La caminata hasta el campamento provisional no fue demasiado larga. Fabiola, que nunca había visto cómo se construían estos campamentos, observaba con interés el trabajo de los soldados. Ya habían terminado de construir tres profundas
fossae
, con abrojos en el fondo. En esos momentos los legionarios acababan los terraplenes que tenían la altura de dos hombres altos. Compactaban la tierra con golpes planos de pala para conseguir una superficie lisa sobre la que poder caminar. Con los troncos de los árboles recién talados hacían estacas que clavaban en las esquinas y formaban zonas protegidas para los centinelas. Al igual que en el caso de los campamentos permanentes, en el centro de cada lado se abría una entrada. Cuando la legión estaba en marcha, no podían usar puertas de madera; en su lugar, en la entrada se levantaba una pared delante de la otra y se formaba un estrecho pasillo. Fabiola contó veinte pasos al pasar por él. No lejos de allí se amontonaban ramas cortadas que se utilizarían para rellenar el hueco al caer la noche.
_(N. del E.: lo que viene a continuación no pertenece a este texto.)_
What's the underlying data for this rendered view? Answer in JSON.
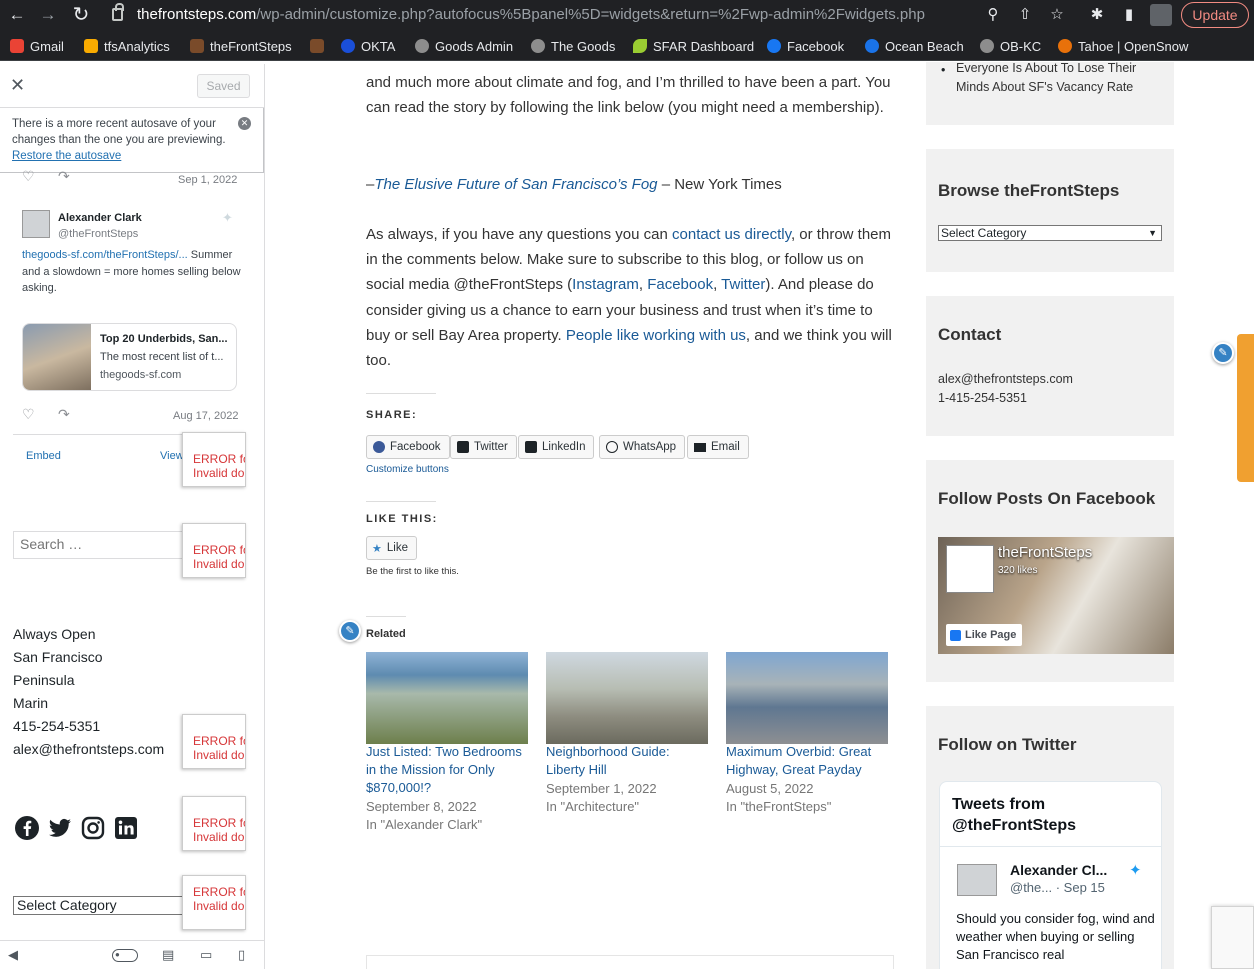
{
  "browser": {
    "url_host": "thefrontsteps.com",
    "url_path": "/wp-admin/customize.php?autofocus%5Bpanel%5D=widgets&return=%2Fwp-admin%2Fwidgets.php",
    "update_label": "Update"
  },
  "bookmarks": [
    {
      "label": "Gmail",
      "color": "#ea4335"
    },
    {
      "label": "tfsAnalytics",
      "color": "#f9ab00"
    },
    {
      "label": "theFrontSteps",
      "color": "#7a4b2a"
    },
    {
      "label": "",
      "color": "#7a4b2a"
    },
    {
      "label": "OKTA",
      "color": "#1a4fd8"
    },
    {
      "label": "Goods Admin",
      "color": "#8d8d8d"
    },
    {
      "label": "The Goods",
      "color": "#8d8d8d"
    },
    {
      "label": "SFAR Dashboard",
      "color": "#9acd32"
    },
    {
      "label": "Facebook",
      "color": "#1877f2"
    },
    {
      "label": "Ocean Beach",
      "color": "#1a73e8"
    },
    {
      "label": "OB-KC",
      "color": "#8d8d8d"
    },
    {
      "label": "Tahoe | OpenSnow",
      "color": "#e8710a"
    }
  ],
  "customizer": {
    "saved_label": "Saved",
    "notice_text": "There is a more recent autosave of your changes than the one you are previewing.",
    "notice_link": "Restore the autosave",
    "tweet_date_1": "Sep 1, 2022",
    "tweet_name": "Alexander Clark",
    "tweet_handle": "@theFrontSteps",
    "tweet_link": "thegoods-sf.com/theFrontSteps/...",
    "tweet_text": "Summer and a slowdown = more homes selling below asking.",
    "card_title": "Top 20 Underbids, San...",
    "card_desc": "The most recent list of t...",
    "card_domain": "thegoods-sf.com",
    "tweet_date_2": "Aug 17, 2022",
    "embed_label": "Embed",
    "view_label": "View",
    "error_line1": "ERROR fo",
    "error_line2": "Invalid do",
    "search_placeholder": "Search …",
    "address": [
      "Always Open",
      "San Francisco",
      "Peninsula",
      "Marin",
      "415-254-5351",
      "alex@thefrontsteps.com"
    ],
    "select_category": "Select Category"
  },
  "article": {
    "p1": "and much more about climate and fog, and I’m thrilled to have been a part. You can read the story by following the link below (you might need a membership).",
    "source_prefix": "–",
    "source_link": "The Elusive Future of San Francisco’s Fog",
    "source_suffix": " – New York Times",
    "p2_a": "As always, if you have any questions you can ",
    "p2_link1": "contact us directly",
    "p2_b": ", or throw them in the comments below. Make sure to subscribe to this blog, or follow us on social media @theFrontSteps (",
    "p2_link2": "Instagram",
    "p2_c": ", ",
    "p2_link3": "Facebook",
    "p2_d": ", ",
    "p2_link4": "Twitter",
    "p2_e": "). And please do consider giving us a chance to earn your business and trust when it’s time to buy or sell Bay Area property. ",
    "p2_link5": "People like working with us",
    "p2_f": ", and we think you will too.",
    "share_label": "SHARE:",
    "share_buttons": [
      "Facebook",
      "Twitter",
      "LinkedIn",
      "WhatsApp",
      "Email"
    ],
    "customize_buttons": "Customize buttons",
    "like_label": "LIKE THIS:",
    "like_button": "Like",
    "like_first": "Be the first to like this.",
    "related_label": "Related",
    "related": [
      {
        "title": "Just Listed: Two Bedrooms in the Mission for Only $870,000!?",
        "date": "September 8, 2022",
        "cat": "In \"Alexander Clark\""
      },
      {
        "title": "Neighborhood Guide: Liberty Hill",
        "date": "September 1, 2022",
        "cat": "In \"Architecture\""
      },
      {
        "title": "Maximum Overbid: Great Highway, Great Payday",
        "date": "August 5, 2022",
        "cat": "In \"theFrontSteps\""
      }
    ]
  },
  "sidebar": {
    "top_item": "Everyone Is About To Lose Their Minds About SF's Vacancy Rate",
    "browse_title": "Browse theFrontSteps",
    "browse_select": "Select Category",
    "contact_title": "Contact",
    "contact_email": "alex@thefrontsteps.com",
    "contact_phone": "1-415-254-5351",
    "fb_title": "Follow Posts On Facebook",
    "fb_page": "theFrontSteps",
    "fb_likes": "320 likes",
    "fb_like_page": "Like Page",
    "tw_title": "Follow on Twitter",
    "tw_header": "Tweets from @theFrontSteps",
    "tw_name": "Alexander Cl...",
    "tw_handle": "@the...",
    "tw_date": "· Sep 15",
    "tw_text": "Should you consider fog, wind and weather when buying or selling San Francisco real"
  }
}
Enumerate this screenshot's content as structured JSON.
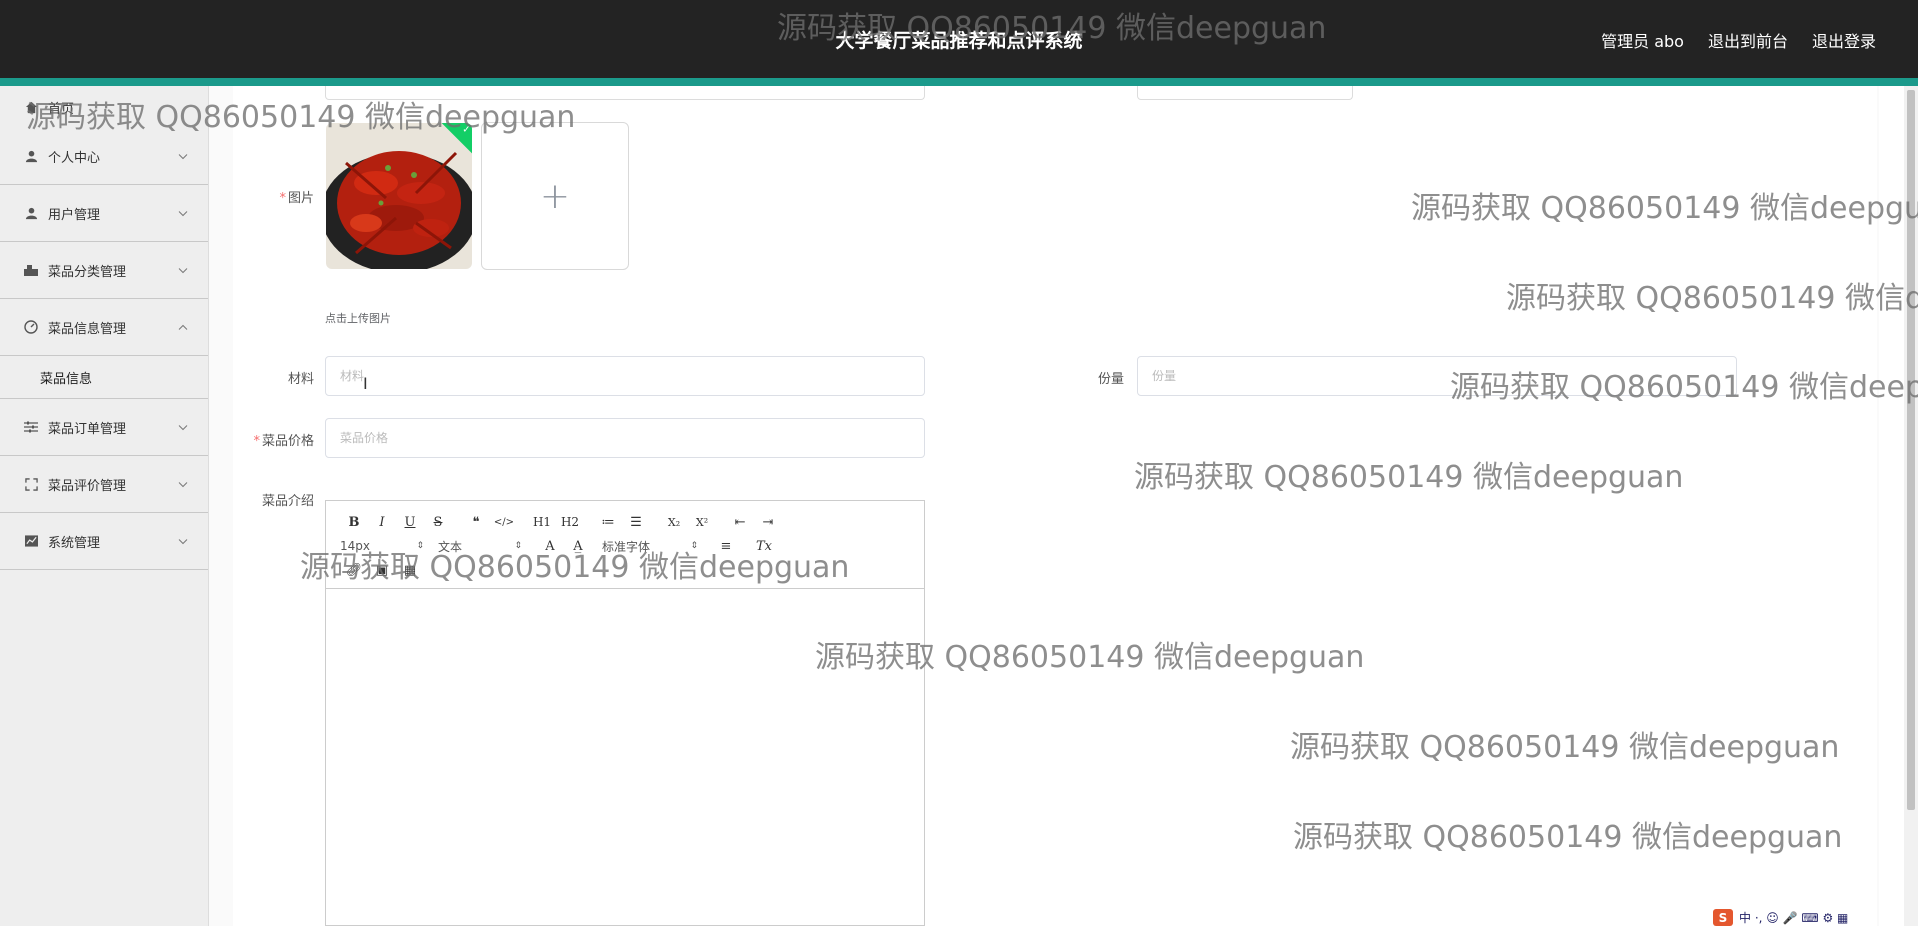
{
  "header": {
    "title": "大学餐厅菜品推荐和点评系统",
    "links": [
      "管理员 abo",
      "退出到前台",
      "退出登录"
    ]
  },
  "sidebar": {
    "items": [
      {
        "label": "首页",
        "icon": "home-icon"
      },
      {
        "label": "个人中心",
        "icon": "user-icon"
      },
      {
        "label": "用户管理",
        "icon": "user-icon"
      },
      {
        "label": "菜品分类管理",
        "icon": "category-icon"
      },
      {
        "label": "菜品信息管理",
        "icon": "dashboard-icon",
        "expanded": true
      },
      {
        "label": "菜品信息",
        "sub": true
      },
      {
        "label": "菜品订单管理",
        "icon": "sliders-icon"
      },
      {
        "label": "菜品评价管理",
        "icon": "fullscreen-icon"
      },
      {
        "label": "系统管理",
        "icon": "chart-icon"
      }
    ]
  },
  "form": {
    "image_label": "图片",
    "upload_tip": "点击上传图片",
    "material_label": "材料",
    "material_placeholder": "材料",
    "portion_label": "份量",
    "portion_placeholder": "份量",
    "price_label": "菜品价格",
    "price_placeholder": "菜品价格",
    "intro_label": "菜品介绍",
    "required_mark": "*"
  },
  "editor": {
    "font_size": "14px",
    "text_style": "文本",
    "font_family": "标准字体",
    "buttons_row1": [
      "B",
      "I",
      "U",
      "S",
      "❝",
      "</>",
      "H1",
      "H2",
      "≔",
      "☰",
      "X₂",
      "X²",
      "⇤",
      "⇥"
    ],
    "buttons_row2_icons": [
      "A",
      "A̲",
      "≡",
      "Tx"
    ],
    "buttons_row3_icons": [
      "link-icon",
      "image-icon",
      "video-icon"
    ]
  },
  "watermark_text": "源码获取 QQ86050149 微信deepguan",
  "ime": {
    "logo": "S",
    "text": "中 ·, ☺ 🎤 ⌨ ⚙ ▦"
  },
  "colors": {
    "header_bg": "#232323",
    "accent": "#1b9a8b",
    "required": "#f56c6c"
  }
}
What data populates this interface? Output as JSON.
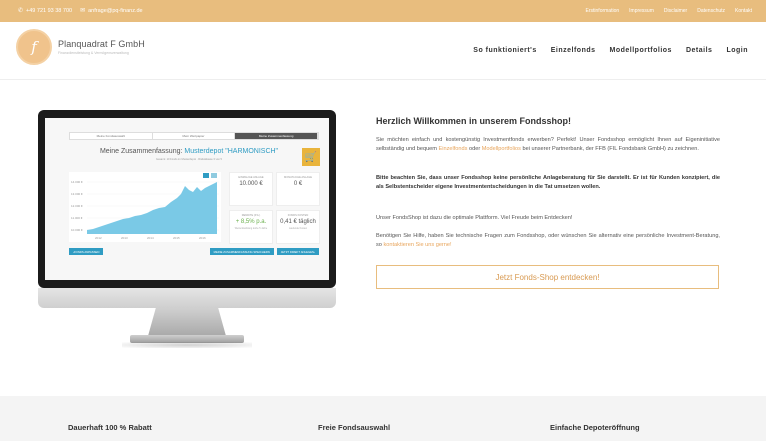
{
  "topbar": {
    "phone": "+49 721 93 38 700",
    "email": "anfrage@pq-finanz.de",
    "links": [
      "Erstinformation",
      "Impressum",
      "Disclaimer",
      "Datenschutz",
      "Kontakt"
    ],
    "color": "#e8bd7e"
  },
  "logo": {
    "letter": "f",
    "name": "Planquadrat F GmbH",
    "tagline": "Finanzdienstleistung & Vermögensverwaltung"
  },
  "nav": {
    "items": [
      "So funktioniert's",
      "Einzelfonds",
      "Modellportfolios",
      "Details",
      "Login"
    ]
  },
  "screen": {
    "steps": [
      "Meine Fondsauswahl",
      "Mein Wertpapier",
      "Meine Zusammenfassung"
    ],
    "summary_prefix": "Meine Zusammenfassung:",
    "summary_accent": "Musterdepot \"HARMONISCH\"",
    "summary_sub": "Gesamt: 10 Fonds im Musterdepot · Risikoklasse 3 von 5",
    "y_ticks": [
      "14.000 €",
      "13.000 €",
      "12.000 €",
      "11.000 €",
      "10.000 €"
    ],
    "x_ticks": [
      "2012",
      "2013",
      "2014",
      "2015",
      "2016"
    ],
    "kpis": [
      {
        "label": "EINMALIGE ANLAGE",
        "value": "10.000 €",
        "note": ""
      },
      {
        "label": "MONATLICHE ANLAGE",
        "value": "0 €",
        "note": ""
      },
      {
        "label": "RENDITE (P.A.)",
        "value": "+ 8,5% p.a.",
        "note": "Wertentwicklung letzte 5 Jahre"
      },
      {
        "label": "FONDS KOSTEN",
        "value": "0,41 € täglich",
        "note": "Laufende Kosten"
      }
    ],
    "back_button": "FONDS ANPASSEN",
    "save_button": "MEINE ZUSAMMENFASSUNG SPEICHERN",
    "invest_button": "JETZT DIREKT ANLEGEN"
  },
  "hero": {
    "title": "Herzlich Willkommen in unserem Fondsshop!",
    "p1_a": "Sie möchten einfach und kostengünstig Investmentfonds erwerben? Perfekt! Unser Fondsshop ermöglicht Ihnen auf Eigeninitiative selbständig und bequem ",
    "p1_link1": "Einzelfonds",
    "p1_b": " oder ",
    "p1_link2": "Modellportfolios",
    "p1_c": " bei unserer Partnerbank, der FFB (FIL Fondsbank GmbH) zu zeichnen.",
    "p2": "Bitte beachten Sie, dass unser Fondsshop keine persönliche Anlageberatung für Sie darstellt. Er ist für Kunden konzipiert, die als Selbstentscheider eigene Investmententscheidungen in die Tat umsetzen wollen.",
    "p3": "Unser FondsShop ist dazu die optimale Plattform. Viel Freude beim Entdecken!",
    "p4_a": "Benötigen Sie Hilfe, haben Sie technische Fragen zum Fondsshop, oder wünschen Sie alternativ eine persönliche Investment-Beratung, so ",
    "p4_link": "kontaktieren Sie uns gerne!",
    "cta": "Jetzt Fonds-Shop entdecken!"
  },
  "features": [
    "Dauerhaft 100 % Rabatt",
    "Freie Fondsauswahl",
    "Einfache Depoteröffnung"
  ]
}
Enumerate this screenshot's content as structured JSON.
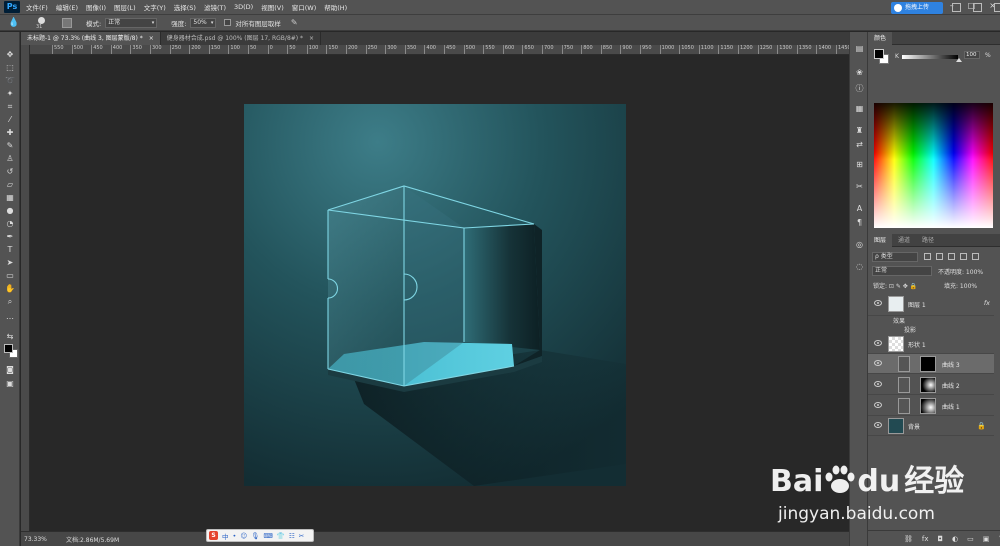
{
  "app": {
    "logo": "Ps",
    "menu": [
      "文件(F)",
      "编辑(E)",
      "图像(I)",
      "图层(L)",
      "文字(Y)",
      "选择(S)",
      "滤镜(T)",
      "3D(D)",
      "视图(V)",
      "窗口(W)",
      "帮助(H)"
    ],
    "window_controls": [
      "–",
      "□",
      "×"
    ]
  },
  "options": {
    "brush_size": "31",
    "mode_label": "模式:",
    "mode_value": "正常",
    "flow_label": "强度:",
    "flow_value": "50%",
    "sample_all_label": "对所有图层取样",
    "cloud_button": "拖拽上传"
  },
  "tabs": [
    {
      "label": "未标题-1 @ 73.3% (曲线 3, 图层蒙版/8) *",
      "close": "×",
      "active": true
    },
    {
      "label": "健身器材合成.psd @ 100% (图层 17, RGB/8#) *",
      "close": "×",
      "active": false
    }
  ],
  "ruler": {
    "h_ticks": [
      "550",
      "500",
      "450",
      "400",
      "350",
      "300",
      "250",
      "200",
      "150",
      "100",
      "50",
      "0",
      "50",
      "100",
      "150",
      "200",
      "250",
      "300",
      "350",
      "400",
      "450",
      "500",
      "550",
      "600",
      "650",
      "700",
      "750",
      "800",
      "850",
      "900",
      "950",
      "1000",
      "1050",
      "1100",
      "1150",
      "1200",
      "1250",
      "1300",
      "1350",
      "1400",
      "1450",
      "1500",
      "1550"
    ]
  },
  "status": {
    "zoom": "73.33%",
    "doc_info": "文档:2.86M/5.69M"
  },
  "ime": {
    "logo": "S",
    "items": [
      "中",
      "•",
      "☺",
      "🎙",
      "⌨",
      "👕",
      "☷",
      "✂"
    ]
  },
  "color_panel": {
    "title": "颜色",
    "channel_label": "K",
    "channel_value": "100",
    "percent": "%"
  },
  "layers_panel": {
    "tabs": [
      "图层",
      "通道",
      "路径"
    ],
    "filter_kind": "ρ 类型",
    "blend_mode": "正常",
    "opacity_label": "不透明度: 100%",
    "lock_label": "锁定: ⊡ ✎ ✥ 🔒",
    "fill_label": "填充: 100%",
    "layers": [
      {
        "name": "图层 1",
        "fx": "fx",
        "effects_label": "效果",
        "effect": "投影"
      },
      {
        "name": "形状 1"
      },
      {
        "name": "曲线 3",
        "selected": true
      },
      {
        "name": "曲线 2"
      },
      {
        "name": "曲线 1"
      },
      {
        "name": "背景",
        "locked": true
      }
    ],
    "footer_icons": [
      "⛓",
      "fx",
      "◘",
      "◐",
      "▭",
      "▣",
      "🗑"
    ]
  },
  "watermark": {
    "brand": "Bai",
    "brand_tail": "du",
    "brand_cn": "经验",
    "url": "jingyan.baidu.com"
  },
  "colors": {
    "canvas_bg": "#204a52",
    "glass_edge": "#7fd6e4",
    "floor_glow": "#4cc6da"
  }
}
En el interior del campamento, se erigían tiendas de cuero en líneas largas y bien marcadas. El ruido era mínimo para los cientos de hombres que trabajaban codo con codo. Los oficiales vigilaban con las varas de vid preparadas para fustigar a todo aquel que aflojase el ritmo de trabajo. Secundus le iba explicando a Fabiola lo que veían al pasar. Un sencillo estandarte marcaba el lugar donde se montaban las tiendas de los centuriones. Cada
contubernium
colocaba su tienda al lado de otra, en el mismo lugar en que habría estado su dormitorio en los barracones permanentes.

Fabiola se maravilló de la organización que mostraban y no se sintió tan inquieta. Se dio cuenta de que Secundus disfrutaba viendo las escenas en las que él había participado tantas veces durante su carrera militar.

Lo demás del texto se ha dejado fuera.